Oui, et pourtant la situation financière en Tunisie est catastrophique ! On sera bientôt en rupture de stocks de blé, sans doute au mois de mai, on aura bientôt plus de quoi faire du pain en Tunisie, les prix ont flambé et la situation va en empirant avec le contexte de crise alimentaire mondiale. Je ne vois pas comment on va payer le milliard engagé par la Tunisie avec Airbus. Finalement, on voit que deux sujets seulement intéressent la France : faire du business et combattre le terrorisme international.

  • Nicolas Sarkozy a loué les progrès de la Tunisie concernant l’économie et les droits de l’homme. Estimez-vous qu’il y ait eu une quelconque amélioration de la situation pendant ces 20 dernières années ?

Non. On a fait un recul historique si l’on devait comparer la situation à celle dont l’on jouissait 20 ans auparavant. L’arrivée au pouvoir de Ben Ali a été une vraie catastrophe politique pour la Tunisie. Certes, il y a eu une amélioration de la situation économique mais elle n’est pas due à Ben Ali. C’est grâce aux quelques entrepreneurs dynamiques qui ont su mettre les chances de leur côté. Ben Ali met ses tentacules sur tout ce qui bouge et empêche le développement du secteur privé. Sa dictature a tout bloqué et a grandement fragilisé la société. On ne sait pas ce qui nous attend, surtout en cette période économique incertaine. On ne parle décidemment pas la même langue que la France !

  • On cite toujours le statut des femmes en Tunisie comme exemple. Qu’avez-vous à dire à ce sujet ?
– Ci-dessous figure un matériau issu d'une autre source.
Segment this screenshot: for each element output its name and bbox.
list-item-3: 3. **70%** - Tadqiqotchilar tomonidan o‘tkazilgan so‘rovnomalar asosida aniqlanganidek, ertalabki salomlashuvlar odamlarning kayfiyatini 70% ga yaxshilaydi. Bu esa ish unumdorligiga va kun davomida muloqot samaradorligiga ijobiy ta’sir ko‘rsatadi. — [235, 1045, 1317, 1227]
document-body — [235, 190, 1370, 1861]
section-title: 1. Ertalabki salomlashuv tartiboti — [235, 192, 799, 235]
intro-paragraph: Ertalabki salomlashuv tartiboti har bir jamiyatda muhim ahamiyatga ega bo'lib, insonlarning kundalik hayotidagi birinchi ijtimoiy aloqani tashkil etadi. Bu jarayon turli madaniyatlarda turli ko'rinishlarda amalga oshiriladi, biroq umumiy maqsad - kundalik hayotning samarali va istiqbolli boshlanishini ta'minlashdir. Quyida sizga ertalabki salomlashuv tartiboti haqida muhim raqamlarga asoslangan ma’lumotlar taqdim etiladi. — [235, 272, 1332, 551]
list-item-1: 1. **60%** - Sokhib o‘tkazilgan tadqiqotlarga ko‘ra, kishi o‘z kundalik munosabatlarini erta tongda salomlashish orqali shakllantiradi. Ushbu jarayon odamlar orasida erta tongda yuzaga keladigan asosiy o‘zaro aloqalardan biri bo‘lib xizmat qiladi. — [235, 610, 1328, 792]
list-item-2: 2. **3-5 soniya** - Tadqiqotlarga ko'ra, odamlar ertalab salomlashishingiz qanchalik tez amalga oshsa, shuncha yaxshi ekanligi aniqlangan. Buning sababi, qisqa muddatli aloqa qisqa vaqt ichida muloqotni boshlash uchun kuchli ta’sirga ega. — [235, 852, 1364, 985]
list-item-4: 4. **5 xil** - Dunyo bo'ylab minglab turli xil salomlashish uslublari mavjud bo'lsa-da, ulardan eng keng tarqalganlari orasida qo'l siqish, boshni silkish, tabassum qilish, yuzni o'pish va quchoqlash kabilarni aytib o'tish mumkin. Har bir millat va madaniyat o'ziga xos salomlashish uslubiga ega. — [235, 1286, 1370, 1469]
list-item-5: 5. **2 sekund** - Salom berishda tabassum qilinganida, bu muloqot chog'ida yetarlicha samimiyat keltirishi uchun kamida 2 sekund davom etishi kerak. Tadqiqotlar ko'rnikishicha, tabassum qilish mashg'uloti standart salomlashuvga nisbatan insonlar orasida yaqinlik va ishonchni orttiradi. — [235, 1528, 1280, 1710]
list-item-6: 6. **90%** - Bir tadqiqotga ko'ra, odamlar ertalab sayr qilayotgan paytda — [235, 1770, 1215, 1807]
En tant que femme tunisienne, j’ai des droits, mais ils existent depuis 1956. Mais ce n’est pas parce qu’on possède des acquis démocratiques qu’on a plus le droit de progresser. On prend toujours le prétexte du statut des femmes pour justifier le blocage de la société sur tous les autres droits fondamentaux. On oublie la torture, les emprisonnements arbitraires et bien d’autres choses encore. La société tunisienne est complètement verrouillée à tel point qu’on ne peut plus respirer. La liberté d’expression n’existe pas. C’est la cinquième fois depuis 1999 qu’on demande l’autorisation de publier notre journal « Kalima » (en arabe « le mot »), et cinq refus essuyés. On refuse même de prendre le dossier de nos mains car les instructions viennent de plus haut. Pendant ce temps, deux journaux complaisants à l’égard de la dictature ont vu le jour récemment, dont l’un a le cœur d’insulter les défenseurs des droits de l’homme.

  • Qu’attendez-vous maintenant de la France ?

En ce qui me concerne, je n’attends plus rien d’elle ni de l’Europe. J’ai bien compris la leçon. Apparemment, la dictature, c’est bien pour nous, les Tunisiens, mais pas pour eux, les Français. Les « Bougnoules » n’ont pas le droit à la démocratie : voilà le message que délivre Nicolas Sarkozy. Je sais maintenant que je ne peux plus compter sur le pays « des droits de l’homme » qu’est sensé être la France. On va devoir compter sur nous-mêmes et la société civile tunisienne et étrangère.